- Gokina is located in Islamabad Capital Territory Gokina
- Coordinates: 33°46′08″N 73°03′57″E﻿ / ﻿33.768937036466035°N 73.06580848180079°E
- Time zone: UTC+5 (Pakistan Standard Time)

= Gokina =

Gokina is a valley settlement situated on the leeward side of the Margalla Hills, 21 km from Islamabad, Pakistan. It borders the Hazara Division in the north.

The hamlet is known for its scenery, green meadows, and terrace farming, and attracts tourists due to its views. The area is filled with pine trees and a natural spring arising from the mountains. The spring, running parallel to the mountains, separates the area into two parts. Its water in some places is stored in local reservoirs for home use.
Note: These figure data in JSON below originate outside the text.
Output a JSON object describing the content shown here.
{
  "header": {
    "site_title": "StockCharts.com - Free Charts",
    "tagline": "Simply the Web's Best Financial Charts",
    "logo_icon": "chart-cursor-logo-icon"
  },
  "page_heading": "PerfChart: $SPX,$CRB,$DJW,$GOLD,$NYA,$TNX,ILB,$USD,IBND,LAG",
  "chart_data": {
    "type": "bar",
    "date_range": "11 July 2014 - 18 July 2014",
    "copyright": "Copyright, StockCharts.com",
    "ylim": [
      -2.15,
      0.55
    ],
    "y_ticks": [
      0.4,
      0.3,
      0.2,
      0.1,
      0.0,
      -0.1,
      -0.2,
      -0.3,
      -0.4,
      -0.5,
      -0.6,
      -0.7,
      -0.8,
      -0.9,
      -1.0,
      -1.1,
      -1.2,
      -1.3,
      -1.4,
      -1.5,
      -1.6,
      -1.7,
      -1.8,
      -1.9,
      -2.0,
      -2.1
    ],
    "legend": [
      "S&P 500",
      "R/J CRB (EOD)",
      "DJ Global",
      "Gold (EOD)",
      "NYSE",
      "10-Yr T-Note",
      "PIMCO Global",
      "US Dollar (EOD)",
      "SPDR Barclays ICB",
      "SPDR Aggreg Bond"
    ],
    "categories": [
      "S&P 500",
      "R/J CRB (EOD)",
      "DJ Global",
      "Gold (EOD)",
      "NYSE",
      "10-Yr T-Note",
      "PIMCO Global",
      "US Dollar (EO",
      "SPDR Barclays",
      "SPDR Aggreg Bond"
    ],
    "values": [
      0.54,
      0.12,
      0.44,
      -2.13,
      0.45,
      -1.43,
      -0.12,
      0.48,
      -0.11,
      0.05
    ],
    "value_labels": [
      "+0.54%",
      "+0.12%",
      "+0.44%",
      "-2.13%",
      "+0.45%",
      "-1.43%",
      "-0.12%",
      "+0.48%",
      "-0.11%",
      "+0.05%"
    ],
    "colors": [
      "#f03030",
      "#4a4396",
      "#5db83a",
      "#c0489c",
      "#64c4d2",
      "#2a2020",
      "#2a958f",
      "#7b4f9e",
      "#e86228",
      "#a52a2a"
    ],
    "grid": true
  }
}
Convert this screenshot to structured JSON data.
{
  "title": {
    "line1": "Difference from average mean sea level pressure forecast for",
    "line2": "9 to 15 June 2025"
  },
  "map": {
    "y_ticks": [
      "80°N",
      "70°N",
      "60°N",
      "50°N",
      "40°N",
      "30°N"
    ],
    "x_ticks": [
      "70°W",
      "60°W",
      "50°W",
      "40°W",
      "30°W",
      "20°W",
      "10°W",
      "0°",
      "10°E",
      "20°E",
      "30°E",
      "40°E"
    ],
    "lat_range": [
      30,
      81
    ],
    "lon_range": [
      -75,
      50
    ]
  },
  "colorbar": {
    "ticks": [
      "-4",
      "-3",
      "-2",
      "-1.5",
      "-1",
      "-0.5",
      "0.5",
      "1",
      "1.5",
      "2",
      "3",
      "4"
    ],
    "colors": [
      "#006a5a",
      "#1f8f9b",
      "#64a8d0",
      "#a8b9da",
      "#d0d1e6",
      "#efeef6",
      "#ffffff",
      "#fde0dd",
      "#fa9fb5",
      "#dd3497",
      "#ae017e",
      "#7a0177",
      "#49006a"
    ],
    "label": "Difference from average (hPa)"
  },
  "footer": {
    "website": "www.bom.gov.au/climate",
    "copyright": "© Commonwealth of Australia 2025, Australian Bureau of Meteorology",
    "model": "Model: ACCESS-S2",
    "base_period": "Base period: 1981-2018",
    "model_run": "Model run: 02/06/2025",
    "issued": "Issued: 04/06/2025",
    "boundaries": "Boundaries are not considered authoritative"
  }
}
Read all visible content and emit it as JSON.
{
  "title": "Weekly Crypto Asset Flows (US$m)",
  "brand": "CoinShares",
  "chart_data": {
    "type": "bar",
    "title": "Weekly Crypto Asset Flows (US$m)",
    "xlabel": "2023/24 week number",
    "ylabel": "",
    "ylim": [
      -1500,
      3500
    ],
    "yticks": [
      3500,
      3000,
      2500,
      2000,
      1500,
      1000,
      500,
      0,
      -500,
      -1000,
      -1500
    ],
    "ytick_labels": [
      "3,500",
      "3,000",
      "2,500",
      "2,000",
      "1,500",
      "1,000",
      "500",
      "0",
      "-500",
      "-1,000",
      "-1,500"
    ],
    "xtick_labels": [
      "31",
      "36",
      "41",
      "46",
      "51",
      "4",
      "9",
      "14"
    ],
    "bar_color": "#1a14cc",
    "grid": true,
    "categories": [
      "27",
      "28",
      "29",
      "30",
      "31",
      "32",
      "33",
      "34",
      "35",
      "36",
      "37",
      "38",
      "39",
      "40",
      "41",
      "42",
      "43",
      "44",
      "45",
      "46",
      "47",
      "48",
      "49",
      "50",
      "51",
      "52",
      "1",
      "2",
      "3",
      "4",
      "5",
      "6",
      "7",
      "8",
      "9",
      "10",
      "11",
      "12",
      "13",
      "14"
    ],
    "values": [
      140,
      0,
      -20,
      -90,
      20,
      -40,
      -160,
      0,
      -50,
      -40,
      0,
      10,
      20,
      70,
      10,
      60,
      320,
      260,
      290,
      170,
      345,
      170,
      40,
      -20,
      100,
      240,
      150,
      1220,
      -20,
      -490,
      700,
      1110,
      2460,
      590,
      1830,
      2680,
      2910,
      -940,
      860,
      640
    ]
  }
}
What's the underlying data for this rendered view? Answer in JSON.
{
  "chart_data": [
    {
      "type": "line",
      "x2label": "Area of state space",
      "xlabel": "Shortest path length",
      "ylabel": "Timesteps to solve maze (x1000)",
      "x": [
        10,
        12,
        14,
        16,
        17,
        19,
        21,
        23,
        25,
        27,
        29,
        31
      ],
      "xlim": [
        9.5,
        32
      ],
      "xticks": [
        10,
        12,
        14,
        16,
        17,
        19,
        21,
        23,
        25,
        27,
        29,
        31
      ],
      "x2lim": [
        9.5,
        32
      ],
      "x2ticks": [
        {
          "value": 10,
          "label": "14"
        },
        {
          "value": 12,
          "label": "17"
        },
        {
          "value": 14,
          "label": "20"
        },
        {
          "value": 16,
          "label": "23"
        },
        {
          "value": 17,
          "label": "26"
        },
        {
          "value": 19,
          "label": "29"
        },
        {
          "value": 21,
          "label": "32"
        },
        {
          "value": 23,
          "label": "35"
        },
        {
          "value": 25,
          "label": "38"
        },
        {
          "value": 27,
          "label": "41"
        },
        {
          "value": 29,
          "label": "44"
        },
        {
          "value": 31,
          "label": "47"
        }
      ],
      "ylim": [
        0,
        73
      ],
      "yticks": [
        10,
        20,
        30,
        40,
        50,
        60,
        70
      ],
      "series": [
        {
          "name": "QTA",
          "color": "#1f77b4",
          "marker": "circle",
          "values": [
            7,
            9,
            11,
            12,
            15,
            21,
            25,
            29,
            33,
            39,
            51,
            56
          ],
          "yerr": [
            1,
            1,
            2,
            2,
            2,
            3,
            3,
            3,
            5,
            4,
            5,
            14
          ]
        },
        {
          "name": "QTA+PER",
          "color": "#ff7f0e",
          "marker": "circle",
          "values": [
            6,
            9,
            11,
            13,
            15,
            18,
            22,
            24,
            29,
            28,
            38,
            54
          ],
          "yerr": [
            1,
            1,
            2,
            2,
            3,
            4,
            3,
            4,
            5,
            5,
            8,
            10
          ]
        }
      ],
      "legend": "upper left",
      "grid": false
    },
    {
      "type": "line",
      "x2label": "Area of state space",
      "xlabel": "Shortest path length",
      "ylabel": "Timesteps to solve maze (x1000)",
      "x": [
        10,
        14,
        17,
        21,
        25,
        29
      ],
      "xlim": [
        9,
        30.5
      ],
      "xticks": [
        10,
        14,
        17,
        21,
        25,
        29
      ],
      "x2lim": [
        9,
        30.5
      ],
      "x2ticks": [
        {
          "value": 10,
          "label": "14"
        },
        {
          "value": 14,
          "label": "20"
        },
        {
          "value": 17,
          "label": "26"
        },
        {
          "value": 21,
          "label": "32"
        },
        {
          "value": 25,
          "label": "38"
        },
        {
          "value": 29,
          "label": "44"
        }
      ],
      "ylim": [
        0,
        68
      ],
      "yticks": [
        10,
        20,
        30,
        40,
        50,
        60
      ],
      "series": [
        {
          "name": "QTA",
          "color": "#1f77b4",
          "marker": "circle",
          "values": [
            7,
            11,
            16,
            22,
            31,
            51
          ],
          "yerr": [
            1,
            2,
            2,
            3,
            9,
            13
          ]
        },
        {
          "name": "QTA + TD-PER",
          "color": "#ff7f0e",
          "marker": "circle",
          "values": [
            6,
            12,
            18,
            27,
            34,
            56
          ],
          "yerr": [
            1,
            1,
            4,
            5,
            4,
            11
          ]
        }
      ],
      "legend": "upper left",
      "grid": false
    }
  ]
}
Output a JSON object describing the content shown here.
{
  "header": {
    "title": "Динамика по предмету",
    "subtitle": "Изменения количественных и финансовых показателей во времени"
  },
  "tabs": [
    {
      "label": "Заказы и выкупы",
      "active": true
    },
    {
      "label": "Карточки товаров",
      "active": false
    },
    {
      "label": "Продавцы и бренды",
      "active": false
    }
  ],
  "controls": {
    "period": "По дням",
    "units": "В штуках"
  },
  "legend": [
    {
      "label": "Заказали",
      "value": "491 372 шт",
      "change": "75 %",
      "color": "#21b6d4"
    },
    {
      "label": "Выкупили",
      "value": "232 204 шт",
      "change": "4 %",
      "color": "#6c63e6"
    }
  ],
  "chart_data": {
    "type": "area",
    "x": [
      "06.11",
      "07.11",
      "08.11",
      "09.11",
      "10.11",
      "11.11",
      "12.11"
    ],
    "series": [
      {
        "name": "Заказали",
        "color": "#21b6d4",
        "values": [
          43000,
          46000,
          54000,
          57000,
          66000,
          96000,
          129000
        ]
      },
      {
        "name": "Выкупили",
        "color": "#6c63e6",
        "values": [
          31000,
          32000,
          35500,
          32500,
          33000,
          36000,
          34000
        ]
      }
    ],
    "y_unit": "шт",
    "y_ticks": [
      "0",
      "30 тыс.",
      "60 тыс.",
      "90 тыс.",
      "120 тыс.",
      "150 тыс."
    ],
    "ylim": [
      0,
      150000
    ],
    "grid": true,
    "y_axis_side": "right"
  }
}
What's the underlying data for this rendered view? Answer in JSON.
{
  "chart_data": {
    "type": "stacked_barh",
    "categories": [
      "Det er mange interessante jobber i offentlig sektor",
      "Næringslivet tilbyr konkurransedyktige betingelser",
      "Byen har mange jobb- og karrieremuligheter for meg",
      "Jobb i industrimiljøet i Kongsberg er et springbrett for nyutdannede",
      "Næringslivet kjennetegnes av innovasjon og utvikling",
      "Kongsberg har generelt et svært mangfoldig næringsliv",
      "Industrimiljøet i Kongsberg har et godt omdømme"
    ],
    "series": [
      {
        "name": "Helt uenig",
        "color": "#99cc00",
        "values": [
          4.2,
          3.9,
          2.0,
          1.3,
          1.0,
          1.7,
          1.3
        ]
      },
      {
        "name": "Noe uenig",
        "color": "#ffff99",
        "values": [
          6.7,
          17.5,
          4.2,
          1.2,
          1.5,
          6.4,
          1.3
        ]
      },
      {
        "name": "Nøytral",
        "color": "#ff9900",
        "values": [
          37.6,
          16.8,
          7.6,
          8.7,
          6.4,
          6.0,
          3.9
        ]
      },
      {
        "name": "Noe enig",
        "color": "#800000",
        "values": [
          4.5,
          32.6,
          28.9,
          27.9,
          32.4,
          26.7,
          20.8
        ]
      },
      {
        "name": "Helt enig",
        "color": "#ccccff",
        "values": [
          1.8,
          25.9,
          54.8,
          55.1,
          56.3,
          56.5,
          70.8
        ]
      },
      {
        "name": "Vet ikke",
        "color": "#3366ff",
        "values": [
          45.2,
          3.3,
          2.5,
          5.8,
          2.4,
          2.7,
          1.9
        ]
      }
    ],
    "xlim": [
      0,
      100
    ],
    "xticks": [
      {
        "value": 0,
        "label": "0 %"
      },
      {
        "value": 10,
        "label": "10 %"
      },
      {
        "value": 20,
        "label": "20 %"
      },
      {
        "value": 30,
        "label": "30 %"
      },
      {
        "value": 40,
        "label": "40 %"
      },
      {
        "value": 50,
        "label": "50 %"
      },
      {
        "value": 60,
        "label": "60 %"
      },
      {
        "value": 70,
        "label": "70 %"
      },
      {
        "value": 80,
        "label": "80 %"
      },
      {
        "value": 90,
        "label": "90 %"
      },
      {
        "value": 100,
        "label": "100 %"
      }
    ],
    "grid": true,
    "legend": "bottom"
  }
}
It sits in a valley near Monal Restaurant and Talhaar, in Haripur District.

== Climate ==
Gokina's climate differs from Islamabad's. The weather is cool to cold in winter and moderate in summer, with ample sunshine during the warm season.

== Source of income ==
Gokina’s residents mostly earn their living through farming and livestock, mainly cattle and water buffalo. Schools in the area are scarce, so many younger residents have migrated to other cities. Tourism is another major source of income; residents run small shops and sell trinkets to visitors. Nowadays most of the residents have government jobs as live stock and agriculture sector do not meet with the needs of the people. Due to scarcity of educational institutions, most of the students both boys and girls got admitted in Islamabad city.

== Transportation ==
The area's mountainous roads are steep, sloppy in bad weather, and narrow, making the valley sometimes difficult to reach. The allure of such surroundings, though, makes the town a tourist draw. Roads are mostly cut out of the mountains, and landslides blocking roads are common. The higher altitudes allow only higher-powered vehicles like pickup trucks to traverse the area. Inhabitants mostly use motor bikes to visit the main cities.

== Infrastructure ==
Most of the people live in cement houses, while some live in mud huts built near their farms. Electricity is provided by the government, but there is no supply of gas, and people burn wood to cook and for heat. Many mosques exist in the village. A medical center with limited services is situated on the outskirts of the village, but the area has no proper hospital, so people must go to the cities for emergencies. There is a high school for boys and girls.

On 23 February 2023, Asia-Pacific region's first smart village was inaugurated in Gokina. The project, part of the Smart Village Pakistan programme, aims to digitally transform the village by providing access to the Internet and other digital services such as EHealth. The project was jointly launched by the Ministry of Information Technology and Telecommunication, Huawei, International Telecommunication Union, and Universal Service Fund.